D Tibbets wrote:
The recent decision of the criteria for a planet is arbitrary and foolish. The requirement for the body to be large enough to gravitationally form a sphere is reasonable, but how perfect of a sphere do you need? The Earth is egg shaped, and what about mountains?
1 - The object must be in orbit around the Sun.
2 - The object must be massive enough to be a sphere by its own gravitational force. More specifically, its own gravity should pull it into a shape of hydrostatic equilibrium.
3 - It must have cleared the neighborhood around its orbit.
Going in depth in two:
Hydrostatic equilibrium is the current distinguishing criterion between dwarf planets and small Solar System bodies, and has other roles in astrophysics and planetary geology. This qualification typically means that the object is symmetrically rounded into a spheroid or ellipsoid shape, where any irregular surface features are due to a relatively thin solid crust. There are 31 observationally confirmed such objects (apart from the Sun), sometimes called planemos, in the Solar System, seven more that are virtually certain, and a hundred or so more that are likely.
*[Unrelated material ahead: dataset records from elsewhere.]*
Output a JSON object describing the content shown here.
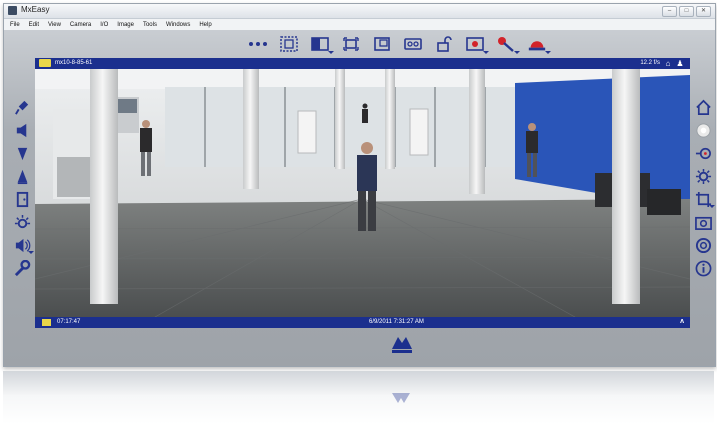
{
  "window": {
    "title": "MxEasy",
    "controls": [
      "minimize",
      "maximize",
      "close"
    ]
  },
  "menu": [
    "File",
    "Edit",
    "View",
    "Camera",
    "I/O",
    "Image",
    "Tools",
    "Windows",
    "Help"
  ],
  "toolbar_icons": [
    "more-icon",
    "camera-grid-icon",
    "layout-icon",
    "fullscreen-icon",
    "image-compare-icon",
    "recording-icon",
    "lock-icon",
    "record-icon",
    "tools-icon",
    "alarm-icon"
  ],
  "viewer": {
    "camera_name": "mx10-8-85-61",
    "fps": "12.2 f/s",
    "time": "07:17:47",
    "datetime": "6/9/2011 7:31:27 AM"
  },
  "left_icons": [
    "microphone-icon",
    "speaker-icon",
    "arrow-down-icon",
    "arrow-up-icon",
    "door-icon",
    "light-icon",
    "alarm-sound-icon",
    "wrench-icon"
  ],
  "right_icons": [
    "home-icon",
    "ring-icon",
    "target-icon",
    "settings-icon",
    "crop-icon",
    "snapshot-icon",
    "lifebuoy-icon",
    "info-icon"
  ],
  "colors": {
    "accent": "#1b2f8e",
    "icon": "#26368f"
  }
}
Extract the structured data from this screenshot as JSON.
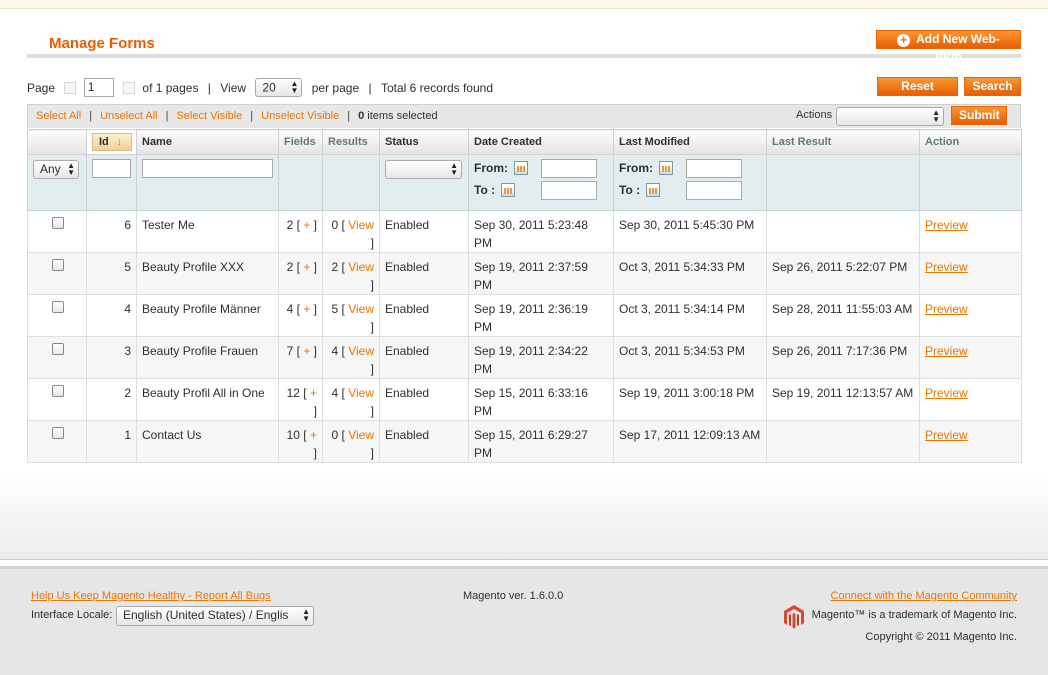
{
  "page": {
    "title": "Manage Forms",
    "add_button": "Add New Web-form"
  },
  "pager": {
    "page_label": "Page",
    "page_value": "1",
    "of_pages": "of 1 pages",
    "view_label": "View",
    "view_value": "20",
    "per_page": "per page",
    "total": "Total 6 records found"
  },
  "buttons": {
    "reset_filter": "Reset Filter",
    "search": "Search",
    "submit": "Submit"
  },
  "massaction": {
    "select_all": "Select All",
    "unselect_all": "Unselect All",
    "select_visible": "Select Visible",
    "unselect_visible": "Unselect Visible",
    "selected_count": "0",
    "selected_suffix": " items selected",
    "actions_label": "Actions"
  },
  "columns": {
    "id": "Id",
    "name": "Name",
    "fields": "Fields",
    "results": "Results",
    "status": "Status",
    "date_created": "Date Created",
    "last_modified": "Last Modified",
    "last_result": "Last Result",
    "action": "Action"
  },
  "filters": {
    "any": "Any",
    "from": "From:",
    "to": "To :"
  },
  "rows": [
    {
      "id": "6",
      "name": "Tester Me",
      "fields": "2 [ + ]",
      "results": "0 [ View ]",
      "status": "Enabled",
      "created": "Sep 30, 2011 5:23:48 PM",
      "modified": "Sep 30, 2011 5:45:30 PM",
      "last_result": "",
      "action": "Preview"
    },
    {
      "id": "5",
      "name": "Beauty Profile XXX",
      "fields": "2 [ + ]",
      "results": "2 [ View ]",
      "status": "Enabled",
      "created": "Sep 19, 2011 2:37:59 PM",
      "modified": "Oct 3, 2011 5:34:33 PM",
      "last_result": "Sep 26, 2011 5:22:07 PM",
      "action": "Preview"
    },
    {
      "id": "4",
      "name": "Beauty Profile Männer",
      "fields": "4 [ + ]",
      "results": "5 [ View ]",
      "status": "Enabled",
      "created": "Sep 19, 2011 2:36:19 PM",
      "modified": "Oct 3, 2011 5:34:14 PM",
      "last_result": "Sep 28, 2011 11:55:03 AM",
      "action": "Preview"
    },
    {
      "id": "3",
      "name": "Beauty Profile Frauen",
      "fields": "7 [ + ]",
      "results": "4 [ View ]",
      "status": "Enabled",
      "created": "Sep 19, 2011 2:34:22 PM",
      "modified": "Oct 3, 2011 5:34:53 PM",
      "last_result": "Sep 26, 2011 7:17:36 PM",
      "action": "Preview"
    },
    {
      "id": "2",
      "name": "Beauty Profil All in One",
      "fields": "12 [ + ]",
      "results": "4 [ View ]",
      "status": "Enabled",
      "created": "Sep 15, 2011 6:33:16 PM",
      "modified": "Sep 19, 2011 3:00:18 PM",
      "last_result": "Sep 19, 2011 12:13:57 AM",
      "action": "Preview"
    },
    {
      "id": "1",
      "name": "Contact Us",
      "fields": "10 [ + ]",
      "results": "0 [ View ]",
      "status": "Enabled",
      "created": "Sep 15, 2011 6:29:27 PM",
      "modified": "Sep 17, 2011 12:09:13 AM",
      "last_result": "",
      "action": "Preview"
    }
  ],
  "footer": {
    "help_link": "Help Us Keep Magento Healthy - Report All Bugs",
    "locale_label": "Interface Locale:",
    "locale_value": "English (United States) / Englis",
    "version": "Magento ver. 1.6.0.0",
    "community_link": "Connect with the Magento Community",
    "trademark": "Magento™ is a trademark of Magento Inc.",
    "copyright": "Copyright © 2011 Magento Inc."
  },
  "colors": {
    "accent": "#ea7601",
    "button": "#f18200",
    "filter_bg": "#e3edef"
  }
}
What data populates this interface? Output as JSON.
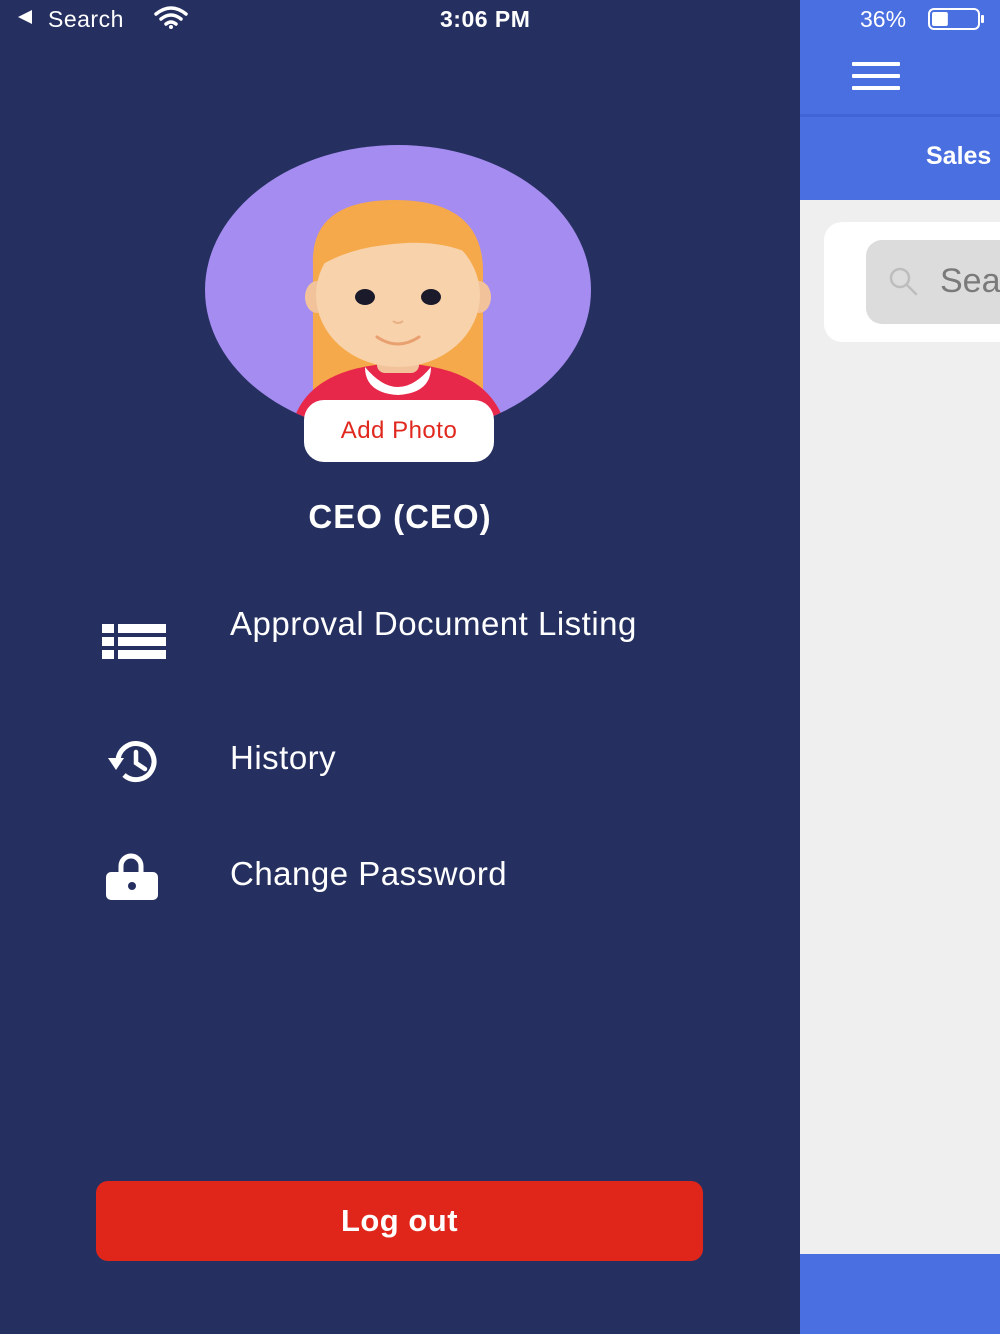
{
  "status_bar": {
    "back_label": "Search",
    "time": "3:06 PM",
    "battery": "36%",
    "battery_level": 0.36
  },
  "drawer": {
    "add_photo_label": "Add Photo",
    "user_name": "CEO (CEO)",
    "menu": [
      {
        "label": "Approval Document Listing",
        "icon": "list-icon"
      },
      {
        "label": "History",
        "icon": "history-icon"
      },
      {
        "label": "Change Password",
        "icon": "lock-icon"
      }
    ],
    "logout_label": "Log out"
  },
  "underlay": {
    "tab_label": "Sales",
    "search_placeholder": "Sea"
  },
  "colors": {
    "drawer_bg": "#253060",
    "accent_blue": "#4a6fe0",
    "logout_red": "#e0261a",
    "add_photo_text": "#e0281e"
  }
}
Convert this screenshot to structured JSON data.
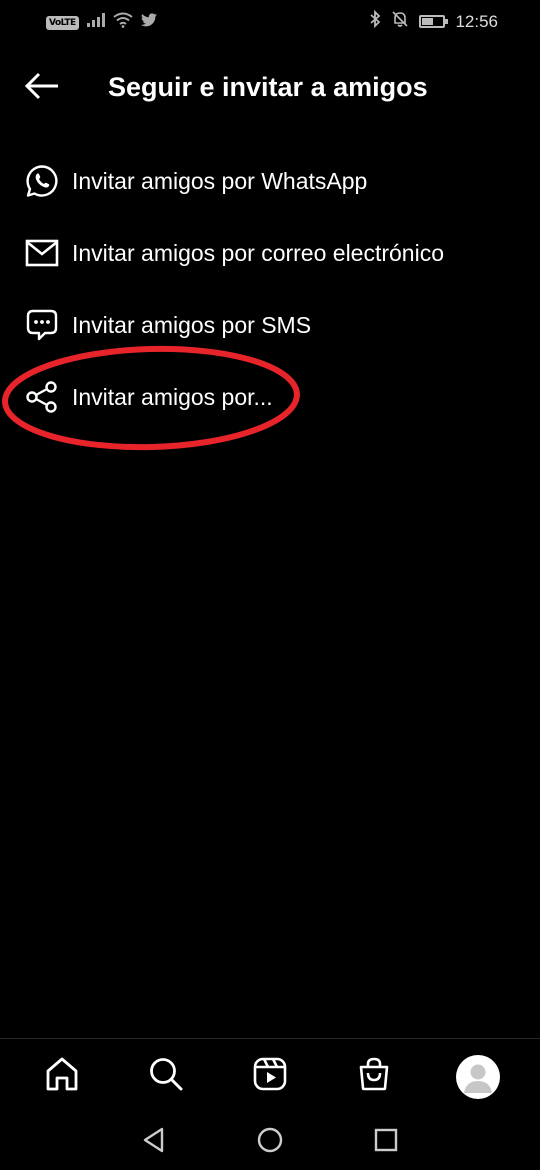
{
  "status_bar": {
    "network_badge": "VoLTE",
    "time": "12:56",
    "battery_level": 0.5,
    "icons": [
      "signal-icon",
      "wifi-icon",
      "twitter-icon",
      "bluetooth-icon",
      "mute-bell-icon",
      "battery-icon"
    ]
  },
  "header": {
    "title": "Seguir e invitar a amigos",
    "back_icon": "arrow-left-icon"
  },
  "menu": {
    "items": [
      {
        "label": "Invitar amigos por WhatsApp",
        "icon": "whatsapp-icon"
      },
      {
        "label": "Invitar amigos por correo electrónico",
        "icon": "mail-icon"
      },
      {
        "label": "Invitar amigos por SMS",
        "icon": "chat-bubble-icon"
      },
      {
        "label": "Invitar amigos por...",
        "icon": "share-icon"
      }
    ]
  },
  "annotation": {
    "type": "ellipse",
    "color": "#e8242b",
    "target": "menu.items.3"
  },
  "bottom_nav": {
    "items": [
      "home-icon",
      "search-icon",
      "reels-icon",
      "shop-icon",
      "profile-avatar"
    ]
  },
  "system_nav": {
    "items": [
      "back-triangle-icon",
      "home-circle-icon",
      "recents-square-icon"
    ]
  }
}
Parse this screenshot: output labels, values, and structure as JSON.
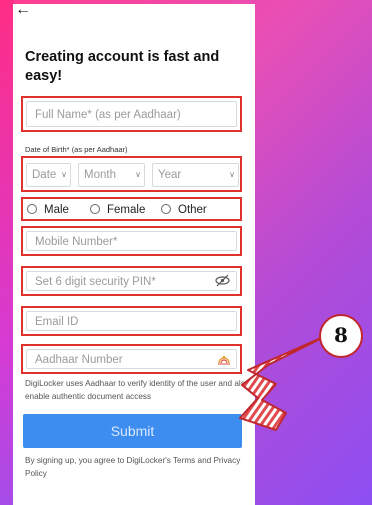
{
  "header": {
    "back_icon": "arrow-left-icon",
    "back_glyph": "←"
  },
  "title": "Creating account is fast and easy!",
  "full_name": {
    "placeholder": "Full Name* (as per Aadhaar)"
  },
  "dob": {
    "label": "Date of Birth* (as per Aadhaar)",
    "date": "Date",
    "month": "Month",
    "year": "Year"
  },
  "gender": {
    "options": [
      "Male",
      "Female",
      "Other"
    ]
  },
  "mobile": {
    "placeholder": "Mobile Number*"
  },
  "pin": {
    "placeholder": "Set 6 digit security PIN*",
    "icon": "eye-hidden-icon"
  },
  "email": {
    "placeholder": "Email ID"
  },
  "aadhaar": {
    "placeholder": "Aadhaar Number",
    "icon": "aadhaar-logo-icon"
  },
  "note": "DigiLocker uses Aadhaar to verify identity of the user and also enable authentic document access",
  "submit_label": "Submit",
  "terms": "By signing up, you agree to DigiLocker's Terms and Privacy Policy",
  "annotation": {
    "step_number": "8"
  },
  "colors": {
    "highlight": "#e0322d",
    "submit_bg": "#3d8df0",
    "background_start": "#ff3d8f",
    "background_end": "#8d4ff2"
  }
}
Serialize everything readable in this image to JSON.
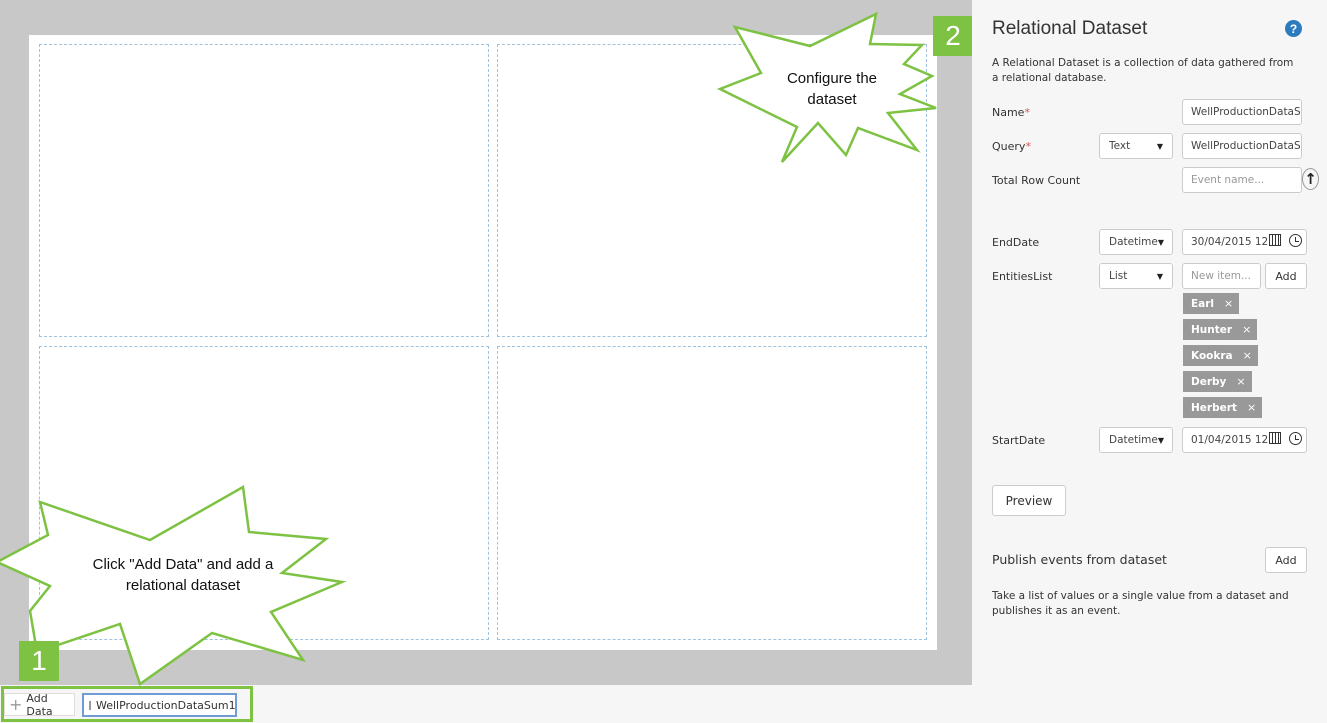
{
  "canvas": {
    "add_data_label": "Add Data",
    "dataset_chip_label": "WellProductionDataSum1"
  },
  "steps": {
    "step1": "1",
    "step2": "2",
    "callout1": "Click \"Add Data\" and add a relational dataset",
    "callout2": "Configure the dataset"
  },
  "panel": {
    "title": "Relational Dataset",
    "help": "?",
    "description": "A Relational Dataset is a collection of data gathered from a relational database.",
    "name_label": "Name",
    "name_value": "WellProductionDataS",
    "query_label": "Query",
    "query_type": "Text",
    "query_value": "WellProductionDataS",
    "row_count_label": "Total Row Count",
    "row_count_placeholder": "Event name...",
    "enddate_label": "EndDate",
    "enddate_type": "Datetime",
    "enddate_value": "30/04/2015 12",
    "entities_label": "EntitiesList",
    "entities_type": "List",
    "entities_placeholder": "New item...",
    "entities_add": "Add",
    "entities": [
      "Earl",
      "Hunter",
      "Kookra",
      "Derby",
      "Herbert"
    ],
    "startdate_label": "StartDate",
    "startdate_type": "Datetime",
    "startdate_value": "01/04/2015 12",
    "preview_label": "Preview",
    "publish_heading": "Publish events from dataset",
    "publish_add": "Add",
    "publish_description": "Take a list of values or a single value from a dataset and publishes it as an event.",
    "required_mark": "*",
    "tag_remove": "×"
  }
}
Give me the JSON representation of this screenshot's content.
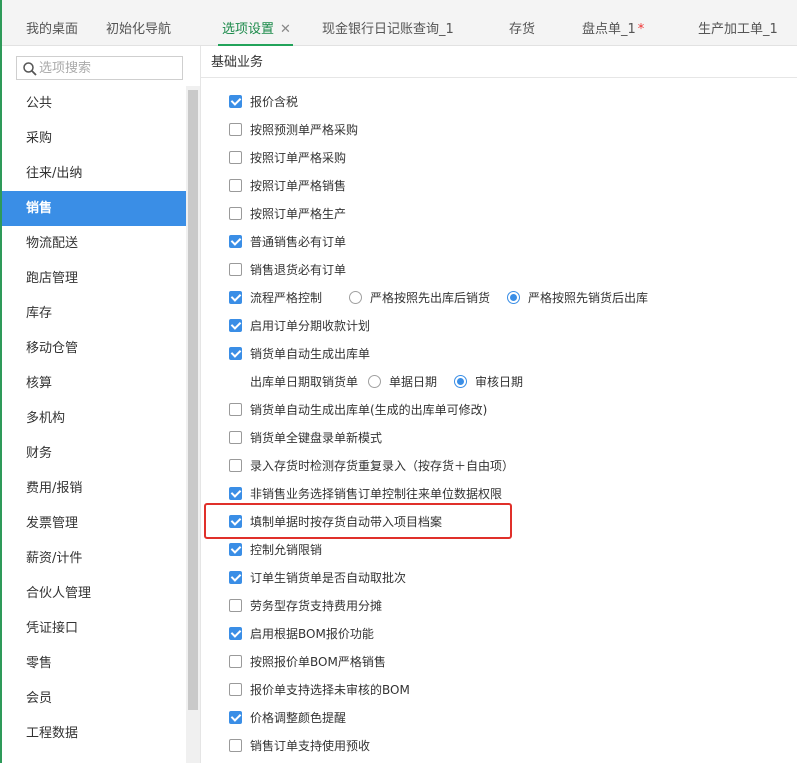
{
  "tabs": [
    {
      "label": "我的桌面",
      "active": false
    },
    {
      "label": "初始化导航",
      "active": false
    },
    {
      "label": "选项设置",
      "active": true,
      "close": "✕"
    },
    {
      "label": "现金银行日记账查询_1",
      "active": false
    },
    {
      "label": "存货",
      "active": false
    },
    {
      "label": "盘点单_1",
      "active": false,
      "mark": "*"
    },
    {
      "label": "生产加工单_1",
      "active": false
    }
  ],
  "sidebar": {
    "search_placeholder": "选项搜索",
    "items": [
      "公共",
      "采购",
      "往来/出纳",
      "销售",
      "物流配送",
      "跑店管理",
      "库存",
      "移动仓管",
      "核算",
      "多机构",
      "财务",
      "费用/报销",
      "发票管理",
      "薪资/计件",
      "合伙人管理",
      "凭证接口",
      "零售",
      "会员",
      "工程数据"
    ],
    "active_index": 3
  },
  "main": {
    "section_title": "基础业务",
    "options": [
      {
        "label": "报价含税",
        "checked": true
      },
      {
        "label": "按照预测单严格采购",
        "checked": false
      },
      {
        "label": "按照订单严格采购",
        "checked": false
      },
      {
        "label": "按照订单严格销售",
        "checked": false
      },
      {
        "label": "按照订单严格生产",
        "checked": false
      },
      {
        "label": "普通销售必有订单",
        "checked": true
      },
      {
        "label": "销售退货必有订单",
        "checked": false
      },
      {
        "label": "流程严格控制",
        "checked": true
      },
      {
        "label": "启用订单分期收款计划",
        "checked": true
      },
      {
        "label": "销货单自动生成出库单",
        "checked": true
      },
      {
        "label": "出库单日期取销货单"
      },
      {
        "label": "销货单自动生成出库单(生成的出库单可修改)",
        "checked": false
      },
      {
        "label": "销货单全键盘录单新模式",
        "checked": false
      },
      {
        "label": "录入存货时检测存货重复录入（按存货＋自由项）",
        "checked": false
      },
      {
        "label": "非销售业务选择销售订单控制往来单位数据权限",
        "checked": true
      },
      {
        "label": "填制单据时按存货自动带入项目档案",
        "checked": true
      },
      {
        "label": "控制允销限销",
        "checked": true
      },
      {
        "label": "订单生销货单是否自动取批次",
        "checked": true
      },
      {
        "label": "劳务型存货支持费用分摊",
        "checked": false
      },
      {
        "label": "启用根据BOM报价功能",
        "checked": true
      },
      {
        "label": "按照报价单BOM严格销售",
        "checked": false
      },
      {
        "label": "报价单支持选择未审核的BOM",
        "checked": false
      },
      {
        "label": "价格调整颜色提醒",
        "checked": true
      },
      {
        "label": "销售订单支持使用预收",
        "checked": false
      }
    ],
    "flow_radios": [
      {
        "label": "严格按照先出库后销货",
        "checked": false
      },
      {
        "label": "严格按照先销货后出库",
        "checked": true
      }
    ],
    "date_radios": [
      {
        "label": "单据日期",
        "checked": false
      },
      {
        "label": "审核日期",
        "checked": true
      }
    ]
  },
  "colors": {
    "accent": "#3a8ee6",
    "active_tab": "#1b8a4a",
    "highlight": "#e0302a"
  }
}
Clearing out everything in it's orbit is the other criteria. Again, it is a matter of scale. Jupiter is certainly good at collecting or dispersing dust and other objects from nearby. But it still hasn't cleared out its orbit, mostly because it is a continuous process, even after billions of years things are still colliding with Jupiter. There is always new stuff entering the domain where the gravity of a body perturbes it . Only the scale is different. Ceres has cleared it's orbit just as well as Jupiter, as has Vesta, or any other rock that has survived to the current age of the Solar system.
I think you are not aware of what exactly "clearing it's neighborhood means".
"Pluto fails to meet the third condition, because its mass is only 0.07 times that of the mass of the other objects in its orbit (Earth's mass, by contrast, is 1.7 million times the remaining mass in its own orbit). The IAU further resolved that Pluto be classified in the simultaneously created dwarf planet category, and that it act as the prototype for the plutoid category of trans-Neptunian objects, in which it would be separately, but concurrently, classified."
In other words, clearing it´s neighborhood means that the particular object must be by far the largest mass in it's orbit.
Thus, Jupiter has cleared it´s orbit LOOOOONG ago, during the formation of the solar system, when it was already millions of times larger in mass than any other object in it´s orbit. It doesn´t matter there are 1 trillion objects on Jupiter's orbit. What matters is the % of the mass in that orbit those objects sum.
You might argue that Pluto is not a planet because it is in a resonant orbit with Neptune, but you could reverse that argument and say that Neptune is not a planet.
no, you cannot, because Neptune is by far, VERY FAR, the largest mass in it´s orbit.
You could say that only the larger body could be a planet, but what about other star systems? If you have two bodies like Neptune and Uranus that is in a resonate orbit, which do you reject as a planet? Note that a resonant orbit is not the same as being a trogen. In that case it would be difficult to justify a planet designation. But, what if a Earth like object was in a trojan orbit with a super Jupiter. Would it be a planet?
I am sure that when we are confronted with such a case, we will create a definition.
Fact is, we need a threshold, otherwise we would have hundreds (not 30) plants on the solar system. It seems you people are not searching for a good scientific definition of a planet... the definition you guys want is "what I studied at school".